CDC's approach in the STAR used what is today known as a memory-memory architecture. This referred to the way the machine gathered data. It set up its pipeline to read from and write to memory directly. This allowed the STAR to use vectors of length not limited by the length of registers, making it highly flexible. Unfortunately, the pipeline had to be very long in order to allow it to have enough instructions in flight to make up for the slow memory. That meant the machine incurred a high cost when switching from processing vectors to performing operations on non-vector operands. Additionally, the low scalar performance of the machine meant that after the switch had taken place and the machine was running scalar instructions, the performance was quite poor. The result was rather disappointing real-world performance, something that could, perhaps, have been forecast by Amdahl's law.
Cray's approach
Cray studied the failure of the STAR and learned from it. He decided that in addition to fast vector processing, his design would also require excellent all-around scalar performance. That way when the machine switched modes, it would still provide superior performance. Additionally he noticed that the workloads could be dramatically improved in most cases through the use of registers.Just as earlier machines had ignored the fact that most operations were being applied to many data points, the STAR ignored the fact that those same data points would be repeatedly operated on. Whereas the STAR would read and process the same memory five times to apply five vector operations on a set of data, it would be much faster to read the data into the CPU's registers once, and then apply the five operations. However, there were limitations with this approach. Registers were significantly more expensive in terms of circuitry, so only a limited number could be provided. This implied that Cray's design would have less flexibility in terms of vector sizes. Instead of reading any sized vector several times as in the STAR, the Cray-1 would have to read only a portion of the vector at a time, but it could then run several operations on that data prior to writing the results back to memory. Given typical workloads, Cray felt that the small cost incurred by being required to break large sequential memory accesses into segments was a cost well worth paying.

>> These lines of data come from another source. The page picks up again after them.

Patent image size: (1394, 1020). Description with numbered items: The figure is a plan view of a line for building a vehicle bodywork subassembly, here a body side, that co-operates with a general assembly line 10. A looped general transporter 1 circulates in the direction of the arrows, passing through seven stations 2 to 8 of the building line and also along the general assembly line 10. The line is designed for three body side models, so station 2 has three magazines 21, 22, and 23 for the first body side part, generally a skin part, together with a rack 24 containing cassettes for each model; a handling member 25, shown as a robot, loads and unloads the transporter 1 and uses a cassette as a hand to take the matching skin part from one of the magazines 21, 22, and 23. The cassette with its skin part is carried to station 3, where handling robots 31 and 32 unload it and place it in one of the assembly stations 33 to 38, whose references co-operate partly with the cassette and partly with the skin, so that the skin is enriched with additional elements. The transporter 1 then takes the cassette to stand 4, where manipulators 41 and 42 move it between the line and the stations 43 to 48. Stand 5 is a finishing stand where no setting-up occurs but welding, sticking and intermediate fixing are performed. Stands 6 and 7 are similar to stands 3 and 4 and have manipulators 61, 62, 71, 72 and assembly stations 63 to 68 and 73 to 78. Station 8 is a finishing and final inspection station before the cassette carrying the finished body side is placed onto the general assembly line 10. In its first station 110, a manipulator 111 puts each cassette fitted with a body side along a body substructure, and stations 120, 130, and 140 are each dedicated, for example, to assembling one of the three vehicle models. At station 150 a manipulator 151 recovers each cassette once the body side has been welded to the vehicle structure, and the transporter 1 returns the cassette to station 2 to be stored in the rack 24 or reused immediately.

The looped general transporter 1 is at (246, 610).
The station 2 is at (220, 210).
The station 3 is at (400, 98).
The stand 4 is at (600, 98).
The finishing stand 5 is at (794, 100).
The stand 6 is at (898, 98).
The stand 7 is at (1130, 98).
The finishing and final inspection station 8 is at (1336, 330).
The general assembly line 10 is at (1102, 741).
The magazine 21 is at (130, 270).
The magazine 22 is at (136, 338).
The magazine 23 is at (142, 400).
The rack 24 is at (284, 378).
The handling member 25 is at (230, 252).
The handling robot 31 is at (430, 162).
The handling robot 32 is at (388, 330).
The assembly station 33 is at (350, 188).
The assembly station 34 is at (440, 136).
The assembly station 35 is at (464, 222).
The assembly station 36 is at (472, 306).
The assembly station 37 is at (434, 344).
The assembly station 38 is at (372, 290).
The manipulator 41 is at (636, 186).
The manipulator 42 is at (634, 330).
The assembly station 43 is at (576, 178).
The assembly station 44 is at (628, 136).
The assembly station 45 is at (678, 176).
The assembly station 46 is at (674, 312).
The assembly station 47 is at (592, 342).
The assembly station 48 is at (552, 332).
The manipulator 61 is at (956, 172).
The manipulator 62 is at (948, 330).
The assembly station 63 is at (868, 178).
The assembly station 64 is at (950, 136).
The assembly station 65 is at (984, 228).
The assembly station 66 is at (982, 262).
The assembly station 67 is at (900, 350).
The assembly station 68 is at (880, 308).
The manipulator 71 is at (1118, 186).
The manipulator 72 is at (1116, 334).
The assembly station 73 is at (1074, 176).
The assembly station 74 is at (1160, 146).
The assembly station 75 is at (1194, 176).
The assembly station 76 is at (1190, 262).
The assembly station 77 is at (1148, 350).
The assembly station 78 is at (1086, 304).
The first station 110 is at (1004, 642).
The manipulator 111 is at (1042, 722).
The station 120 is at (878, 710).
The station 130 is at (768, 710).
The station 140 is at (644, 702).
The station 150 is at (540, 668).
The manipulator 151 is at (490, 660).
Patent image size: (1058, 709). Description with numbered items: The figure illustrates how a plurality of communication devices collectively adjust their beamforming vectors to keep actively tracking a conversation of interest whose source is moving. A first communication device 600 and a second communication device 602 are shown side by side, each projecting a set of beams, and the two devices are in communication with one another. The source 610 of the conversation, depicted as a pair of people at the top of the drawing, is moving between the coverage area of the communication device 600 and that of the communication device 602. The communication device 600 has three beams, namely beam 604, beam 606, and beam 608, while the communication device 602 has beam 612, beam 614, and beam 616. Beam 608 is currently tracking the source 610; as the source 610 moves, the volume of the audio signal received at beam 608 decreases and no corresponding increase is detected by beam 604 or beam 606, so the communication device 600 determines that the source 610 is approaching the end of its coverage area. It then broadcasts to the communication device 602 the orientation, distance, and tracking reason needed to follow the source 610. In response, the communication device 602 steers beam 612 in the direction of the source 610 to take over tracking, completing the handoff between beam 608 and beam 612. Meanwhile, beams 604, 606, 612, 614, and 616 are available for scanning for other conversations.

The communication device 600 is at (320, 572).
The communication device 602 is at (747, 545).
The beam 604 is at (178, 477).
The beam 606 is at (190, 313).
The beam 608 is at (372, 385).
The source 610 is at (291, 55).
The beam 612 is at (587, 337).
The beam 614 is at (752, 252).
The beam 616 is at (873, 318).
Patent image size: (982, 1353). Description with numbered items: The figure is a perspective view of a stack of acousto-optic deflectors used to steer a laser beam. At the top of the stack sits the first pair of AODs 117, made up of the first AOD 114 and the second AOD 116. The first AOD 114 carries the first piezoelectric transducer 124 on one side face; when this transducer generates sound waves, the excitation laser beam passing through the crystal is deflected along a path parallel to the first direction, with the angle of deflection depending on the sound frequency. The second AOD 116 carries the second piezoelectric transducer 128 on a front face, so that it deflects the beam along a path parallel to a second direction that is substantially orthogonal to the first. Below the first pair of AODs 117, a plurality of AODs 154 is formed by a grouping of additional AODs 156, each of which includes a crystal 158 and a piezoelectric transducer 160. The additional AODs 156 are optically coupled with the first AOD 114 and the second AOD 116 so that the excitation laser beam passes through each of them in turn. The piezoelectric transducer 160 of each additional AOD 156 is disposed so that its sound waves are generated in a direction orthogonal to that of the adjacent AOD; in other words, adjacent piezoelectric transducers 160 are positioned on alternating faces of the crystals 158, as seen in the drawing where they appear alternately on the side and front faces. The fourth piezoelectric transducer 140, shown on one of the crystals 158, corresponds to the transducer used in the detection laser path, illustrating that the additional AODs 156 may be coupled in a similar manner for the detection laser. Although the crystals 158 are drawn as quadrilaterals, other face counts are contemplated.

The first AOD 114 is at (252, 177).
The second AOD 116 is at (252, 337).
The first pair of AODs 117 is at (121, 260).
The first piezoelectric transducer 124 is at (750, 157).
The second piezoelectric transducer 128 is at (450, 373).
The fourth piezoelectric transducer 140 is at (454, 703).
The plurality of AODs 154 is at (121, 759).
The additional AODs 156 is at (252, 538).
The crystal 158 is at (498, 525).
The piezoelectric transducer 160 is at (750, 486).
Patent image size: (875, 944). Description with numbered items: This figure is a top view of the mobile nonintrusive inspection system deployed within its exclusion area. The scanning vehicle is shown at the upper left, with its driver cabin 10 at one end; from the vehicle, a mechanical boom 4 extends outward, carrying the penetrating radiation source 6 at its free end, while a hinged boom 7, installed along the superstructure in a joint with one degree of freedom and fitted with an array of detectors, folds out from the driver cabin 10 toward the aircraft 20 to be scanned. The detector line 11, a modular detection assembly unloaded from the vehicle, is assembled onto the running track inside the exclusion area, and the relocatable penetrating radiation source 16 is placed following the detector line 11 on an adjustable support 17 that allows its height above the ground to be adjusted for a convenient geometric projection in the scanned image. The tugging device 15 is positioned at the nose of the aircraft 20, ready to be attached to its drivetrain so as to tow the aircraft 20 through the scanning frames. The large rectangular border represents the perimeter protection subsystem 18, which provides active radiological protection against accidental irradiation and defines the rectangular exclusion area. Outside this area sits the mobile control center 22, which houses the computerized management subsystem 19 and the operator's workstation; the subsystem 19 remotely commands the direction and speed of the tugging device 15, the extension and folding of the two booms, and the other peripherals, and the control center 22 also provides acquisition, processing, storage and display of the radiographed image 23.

Since the typical vector operation would involve loading a small set of data into the vector registers and then running several operations on it, the vector system of the new design had its own separate pipeline. For instance, the multiplication and addition units were implemented as separate hardware, so the results of one could be internally pipelined into the next, the instruction decode having already been handled in the machine's main pipeline. Cray referred to this concept as chaining, as it allowed programmers to "chain together" several instructions and extract higher performance.